David La Spina is another New York photographer investigating the relationship of the natural and the built in the urban landscape. La Spina’s most recent body of work, Picturesque Cincinnati, takes its title from a postcard book commissioned by that city’s Chamber of Commerce near the turn of the 20th century. These days, Cincinnati is not known as a particularly “picturesque” city, and La Spina’s views are not likely to be endorsed by the Chamber of Commerce, but the photographs do not settle into easy irony. They show anonymous urban and suburban scenes, some fairly bleak and some fairly lush, but none stunningly beautiful or degraded. These are landscapes of the ordinary. Figures, usually alone and distant, provide a sense of human scale, which the urban infrastructure often overwhelms. We see the city and its people relative to the landscape they inhabit, and the potentially isolating effect of the built spaces in the photographs gives way to a more richly layered sense of place. This shifting of scales, along with an acute awareness of light, anchors the city in a certain beauty, tougher but more real than any postcard view.
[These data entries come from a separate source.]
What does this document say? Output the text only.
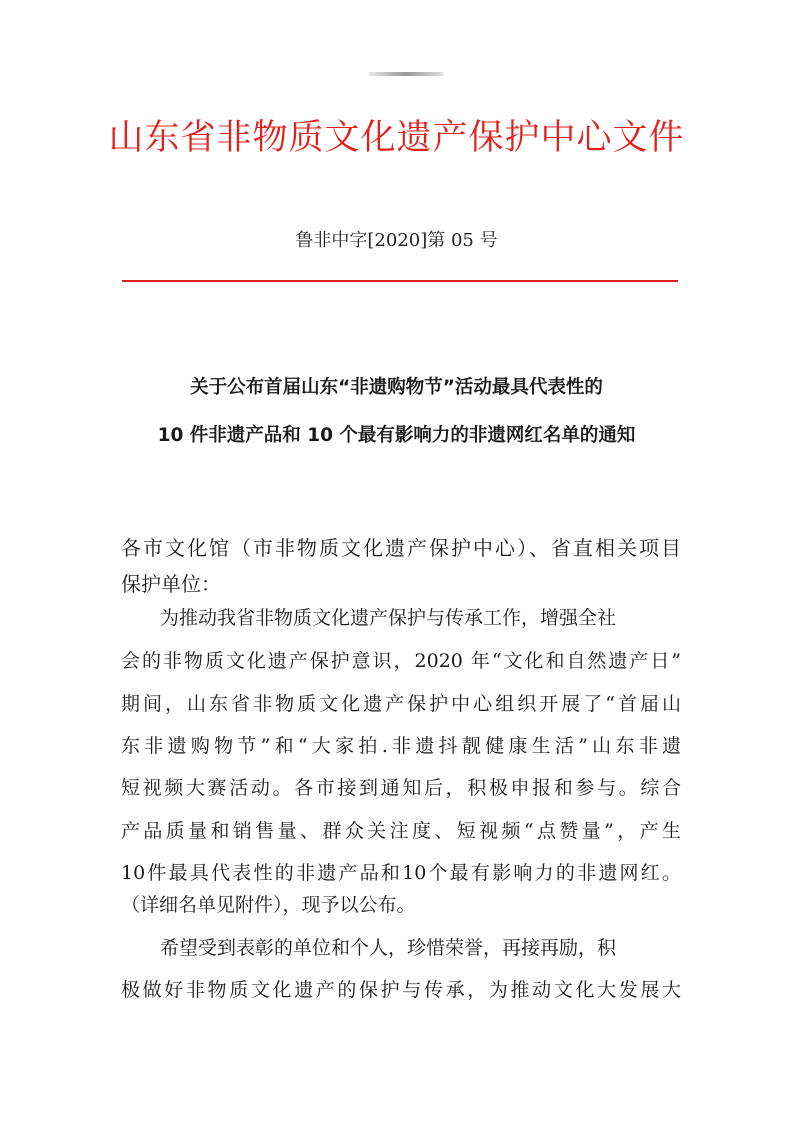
山东省非物质文化遗产保护中心文件
鲁非中字[2020]第 05 号
关于公布首届山东“非遗购物节”活动最具代表性的
10 件非遗产品和 10 个最有影响力的非遗网红名单的通知
各市文化馆（市非物质文化遗产保护中心）、省直相关项目
保护单位：
为推动我省非物质文化遗产保护与传承工作，增强全社
会的非物质文化遗产保护意识，2020 年“文化和自然遗产日”
期间，山东省非物质文化遗产保护中心组织开展了“首届山
东非遗购物节”和“大家拍.非遗抖靓健康生活”山东非遗
短视频大赛活动。各市接到通知后，积极申报和参与。综合
产品质量和销售量、群众关注度、短视频“点赞量”，产生
10件最具代表性的非遗产品和10个最有影响力的非遗网红。
（详细名单见附件），现予以公布。
希望受到表彰的单位和个人，珍惜荣誉，再接再励，积
极做好非物质文化遗产的保护与传承，为推动文化大发展大
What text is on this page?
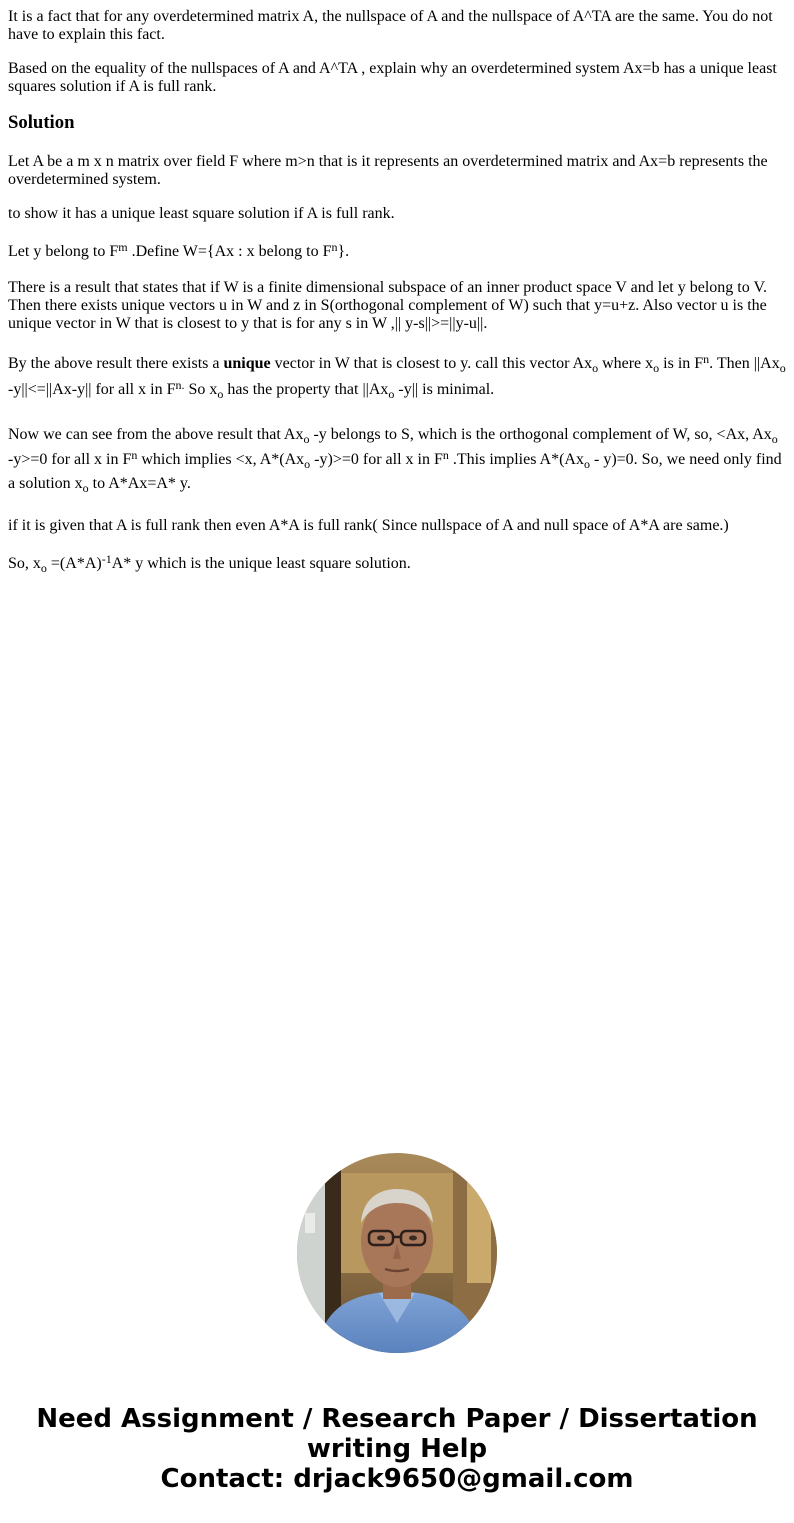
It is a fact that for any overdetermined matrix A, the nullspace of A and the nullspace of A^TA are the same. You do not have to explain this fact.

Based on the equality of the nullspaces of A and A^TA , explain why an overdetermined system Ax=b has a unique least squares solution if A is full rank.

Solution

Let A be a m x n matrix over field F where m>n that is it represents an overdetermined matrix and Ax=b represents the overdetermined system.

to show it has a unique least square solution if A is full rank.

Let y belong to $F^m$ .Define W={Ax : x belong to $F^n$}.

There is a result that states that if W is a finite dimensional subspace of an inner product space V and let y belong to V. Then there exists unique vectors u in W and z in S(orthogonal complement of W) such that y=u+z. Also vector u is the unique vector in W that is closest to y that is for any s in W ,|| y-s||>=||y-u||.

By the above result there exists a unique vector in W that is closest to y. call this vector $Ax_o$ where $x_o$ is in $F^n$. Then $||Ax_o$ -y||<=||Ax-y|| for all x in $F^{n.}$ So $x_o$ has the property that $||Ax_o$ -y|| is minimal.

Now we can see from the above result that $Ax_o$ -y belongs to S, which is the orthogonal complement of W, so, <Ax, $Ax_o$ -y>=0 for all x in $F^n$ which implies <x, $A*(Ax_o$ -y)>=0 for all x in $F^n$ .This implies $A*(Ax_o - y)=0$. So, we need only find a solution $x_o$ to A*Ax=A* y.

if it is given that A is full rank then even A*A is full rank( Since nullspace of A and null space of A*A are same.)

So, $x_o =(A*A)^{-1}A*$ y which is the unique least square solution.

Need Assignment / Research Paper / Dissertation writing Help
Contact: drjack9650@gmail.com
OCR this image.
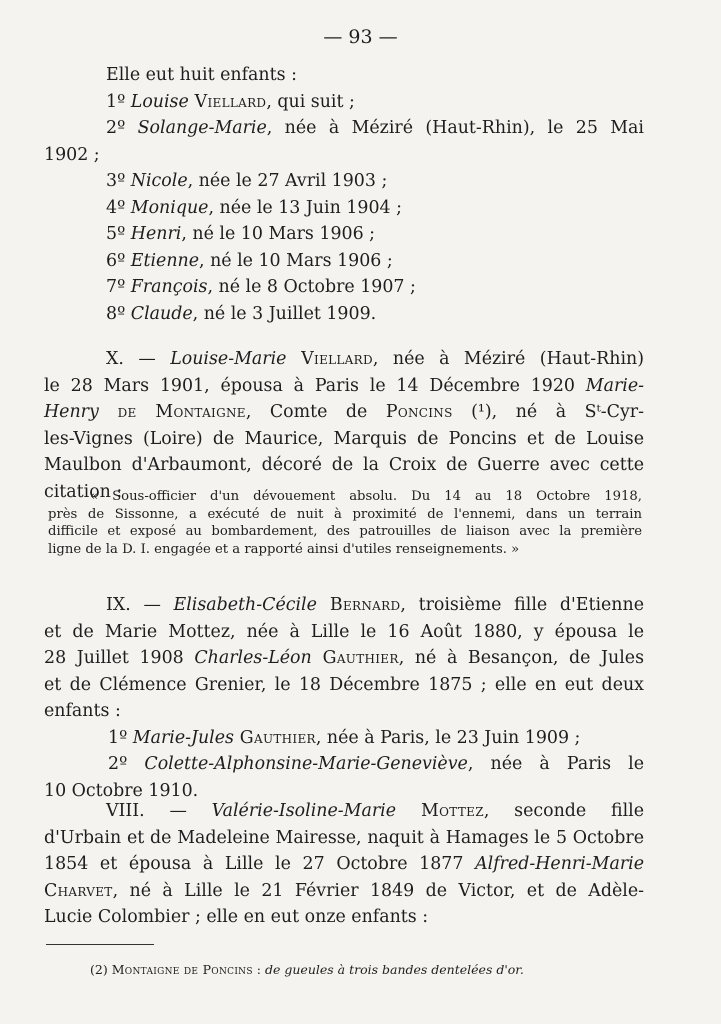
— 93 —
Elle eut huit enfants :
1º Louise Viellard, qui suit ;
2º Solange-Marie, née à Méziré (Haut-Rhin), le 25 Mai
1902 ;
3º Nicole, née le 27 Avril 1903 ;
4º Monique, née le 13 Juin 1904 ;
5º Henri, né le 10 Mars 1906 ;
6º Etienne, né le 10 Mars 1906 ;
7º François, né le 8 Octobre 1907 ;
8º Claude, né le 3 Juillet 1909.
X. — Louise-Marie Viellard, née à Méziré (Haut-Rhin)
le 28 Mars 1901, épousa à Paris le 14 Décembre 1920 Marie-
Henry de Montaigne, Comte de Poncins (¹), né à Sᵗ-Cyr-
les-Vignes (Loire) de Maurice, Marquis de Poncins et de Louise
Maulbon d'Arbaumont, décoré de la Croix de Guerre avec cette
citation :
« Sous-officier d'un dévouement absolu. Du 14 au 18 Octobre 1918,
près de Sissonne, a exécuté de nuit à proximité de l'ennemi, dans un terrain
difficile et exposé au bombardement, des patrouilles de liaison avec la première
ligne de la D. I. engagée et a rapporté ainsi d'utiles renseignements. »
IX. — Elisabeth-Cécile Bernard, troisième fille d'Etienne
et de Marie Mottez, née à Lille le 16 Août 1880, y épousa le
28 Juillet 1908 Charles-Léon Gauthier, né à Besançon, de Jules
et de Clémence Grenier, le 18 Décembre 1875 ; elle en eut deux
enfants :
1º Marie-Jules Gauthier, née à Paris, le 23 Juin 1909 ;
2º Colette-Alphonsine-Marie-Geneviève, née à Paris le
10 Octobre 1910.
VIII. — Valérie-Isoline-Marie Mottez, seconde fille
d'Urbain et de Madeleine Mairesse, naquit à Hamages le 5 Octobre
1854 et épousa à Lille le 27 Octobre 1877 Alfred-Henri-Marie
Charvet, né à Lille le 21 Février 1849 de Victor, et de Adèle-
Lucie Colombier ; elle en eut onze enfants :
(2) Montaigne de Poncins : de gueules à trois bandes dentelées d'or.
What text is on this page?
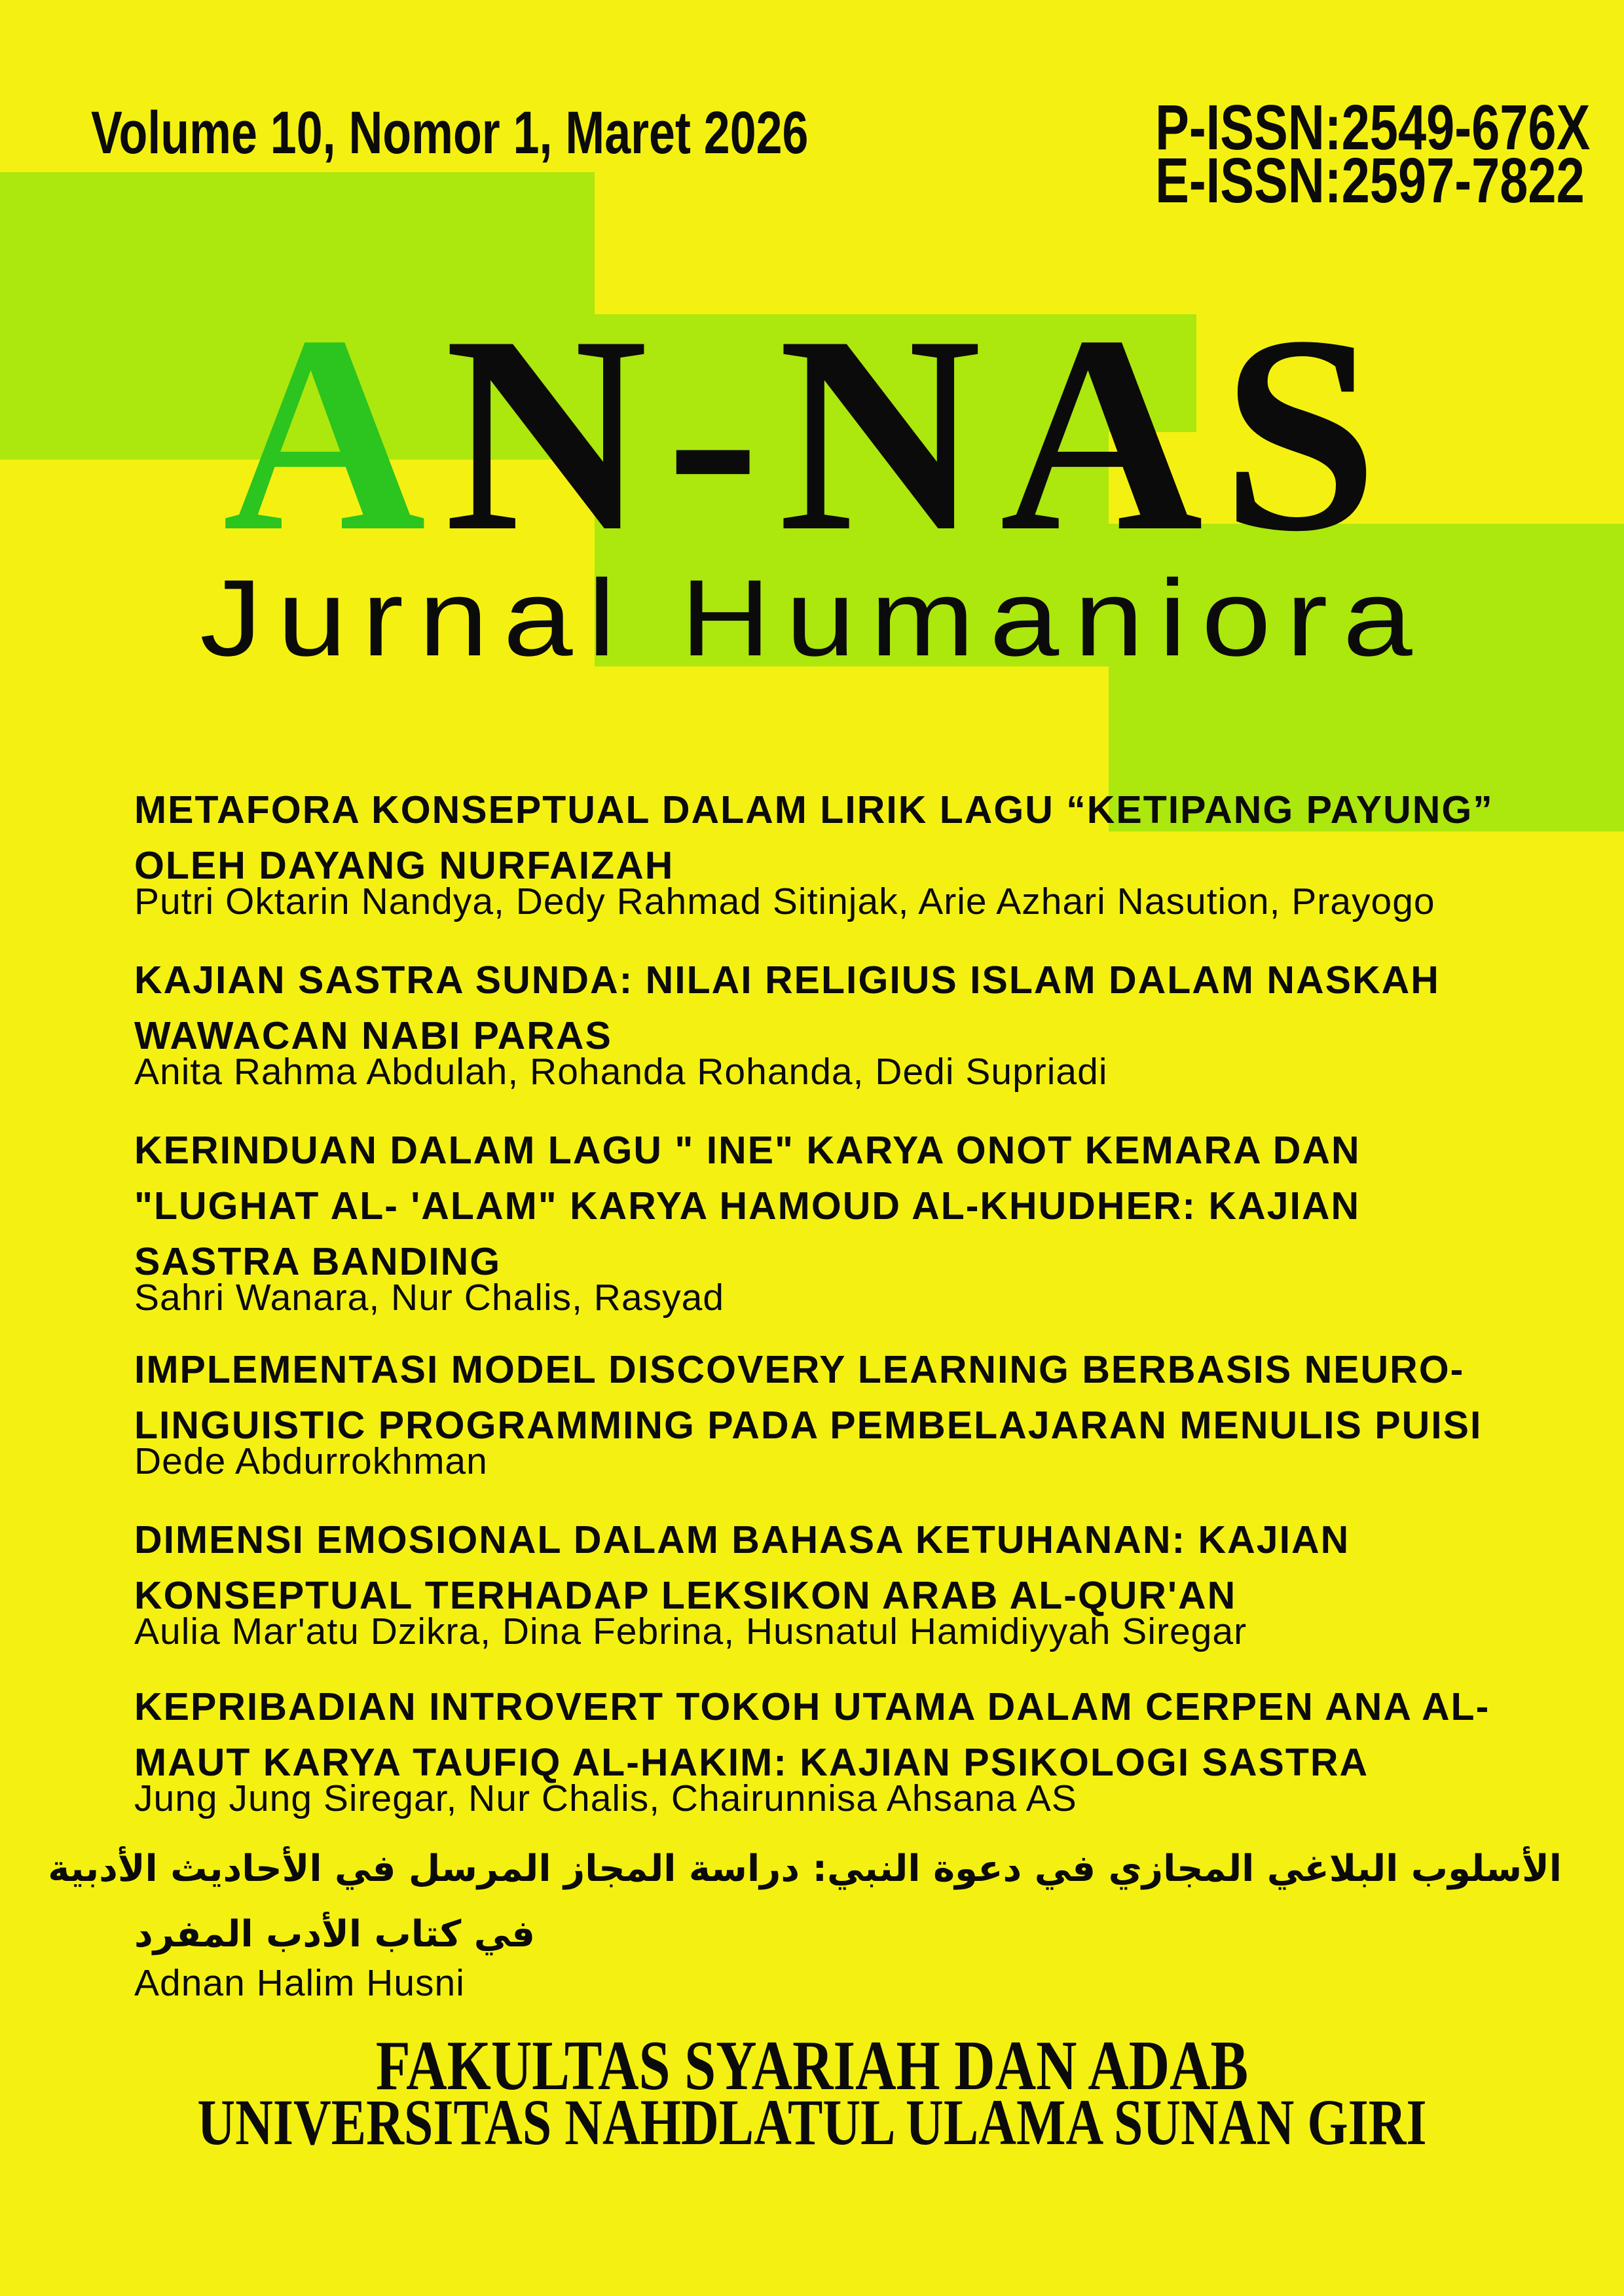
Volume 10, Nomor 1, Maret 2026	P-ISSN:2549-676X
E-ISSN:2597-7822
AN-NAS
Jurnal Humaniora
METAFORA KONSEPTUAL DALAM LIRIK LAGU “KETIPANG PAYUNG”
OLEH DAYANG NURFAIZAH
Putri Oktarin Nandya, Dedy Rahmad Sitinjak, Arie Azhari Nasution, Prayogo
KAJIAN SASTRA SUNDA: NILAI RELIGIUS ISLAM DALAM NASKAH
WAWACAN NABI PARAS
Anita Rahma Abdulah, Rohanda Rohanda, Dedi Supriadi
KERINDUAN DALAM LAGU " INE" KARYA ONOT KEMARA DAN
"LUGHAT AL- 'ALAM" KARYA HAMOUD AL-KHUDHER: KAJIAN
SASTRA BANDING
Sahri Wanara, Nur Chalis, Rasyad
IMPLEMENTASI MODEL DISCOVERY LEARNING BERBASIS NEURO-
LINGUISTIC PROGRAMMING PADA PEMBELAJARAN MENULIS PUISI
Dede Abdurrokhman
DIMENSI EMOSIONAL DALAM BAHASA KETUHANAN: KAJIAN
KONSEPTUAL TERHADAP LEKSIKON ARAB AL-QUR'AN
Aulia Mar'atu Dzikra, Dina Febrina, Husnatul Hamidiyyah Siregar
KEPRIBADIAN INTROVERT TOKOH UTAMA DALAM CERPEN ANA AL-
MAUT KARYA TAUFIQ AL-HAKIM: KAJIAN PSIKOLOGI SASTRA
Jung Jung Siregar, Nur Chalis, Chairunnisa Ahsana AS
الأسلوب البلاغي المجازي في دعوة النبي: دراسة المجاز المرسل في الأحاديث الأدبية
في كتاب الأدب المفرد
Adnan Halim Husni
FAKULTAS SYARIAH DAN ADAB
UNIVERSITAS NAHDLATUL ULAMA SUNAN GIRI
Ed Panar, who lives in Pittsburgh, is a compiler of small moments, a celebrant of the everyday. Nothing dramatic happens in his photographs; nowhere exotic is shown. Rather, his prosaic images force us into a sustained encounter with the ordinariness of urban life, bringing together both meanings of the word pedestrian. In his ongoing body of work Out West, Panar reveals the fluidity of the interaction between the banal and the beautiful. (Panar also has a series, Back East, that produces a similar effect.) Some of the photos do indeed display the striking beauty of Western landscapes, but even this is contained within the bounds of ordinary life: Panar’s views are the kind you might have walking home from somewhere not far away, if you were to take that little detour that goes up the hill just a bit. We are a long way here from the majestic waterfalls and granite domes in Ansel Adams’s work. Panar’s photos seem to be saying that if we pay attention there is no need to venture far and wide, to scale the peaks or traverse the wilds — that something of value is just around the next corner.